А около нашего дома росли березы. Одна была особенно огромной — ее ветви лежали на крыше и перекрывали улицу. По березе можно было забраться на крышу и оттуда запустить змея или стрельнуть из лука. А можно было просто устроиться на ветвях и смотреть на улицу. Сверху хорошо просматривались мощенная булыжником дорога, блестевшая в дождь, точно чешуя, ветвистые тополя у обочины, двухэтажные дома с палисадниками и сараями. Как на ладони стоял дом напротив, в котором на первом этаже жил шофер дядя Федя, а на чердаке — мой чудаковатый дядя, непризнанный художник, брат моей матери. Отчетливо был виден дом бабушки в конце улицы и окна Вовки Вермишелева — моего закадычного друга с соседней улицы.
Можно было подняться по березе еще выше, и тогда виднелись компрессорный завод, на котором работал отец, и школа, и качели в парке имени Горького, и флаги стадиона, и церковь на кладбище. А с самых верхних ветвей открывался весь наш городок: белокаменные четырехэтажные дома в новом районе и трамвайная линия, тянувшаяся от хлебозавода до техникума на противоположной окраине, где скрывалась в дымке, но все-таки различалась дамба, а за ней угадывался спуск к реке.
Как-то я лазил по березе вверх-вниз. Просто так, от нечего делать. А наша соседка Кириллиха, крайне скандальная особа, ходила по саду и ворчала:
— Вот шалопай! Никому не дает житья! — и грозилась «открыть отцу глаза» на мои проделки.
Кончилось это тем, что пришла мать и начала меня отчитывать. В это время мимо проходил подвыпивший мужчина в гимнастерке.
— А по-моему, он хороший парень! Капитально! — незнакомец подмигнул мне, как бы благословляя на новые подвиги.
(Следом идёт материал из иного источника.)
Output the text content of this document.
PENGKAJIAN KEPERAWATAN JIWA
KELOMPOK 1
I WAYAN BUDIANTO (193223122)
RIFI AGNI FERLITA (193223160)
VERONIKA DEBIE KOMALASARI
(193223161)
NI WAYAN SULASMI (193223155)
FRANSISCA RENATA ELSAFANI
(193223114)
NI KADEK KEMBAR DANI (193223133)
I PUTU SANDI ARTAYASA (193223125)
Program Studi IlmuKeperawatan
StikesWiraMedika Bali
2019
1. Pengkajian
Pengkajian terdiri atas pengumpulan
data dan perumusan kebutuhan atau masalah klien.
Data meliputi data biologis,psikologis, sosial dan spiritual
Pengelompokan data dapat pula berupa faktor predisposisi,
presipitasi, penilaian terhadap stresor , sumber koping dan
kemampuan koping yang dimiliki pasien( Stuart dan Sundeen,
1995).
«Вот отличный человек», — подумал я. Это был дядя Федя; тогда он только демобилизовался и поселился на нашей улице и с первых дней привлек к себе внимание тем, что постоянно был «навеселе», и тем, что любил спорить обо всем на свете и со всеми подряд; причем с детьми на фантики, с девушками на торт, с парнями на кружку пива, с моим дядей на бутылку «портвейна», с моей бабушкой на двести граммов конфет. Только со мной дядя Федя не спорил, сразу обнаружил во мне единомышленника.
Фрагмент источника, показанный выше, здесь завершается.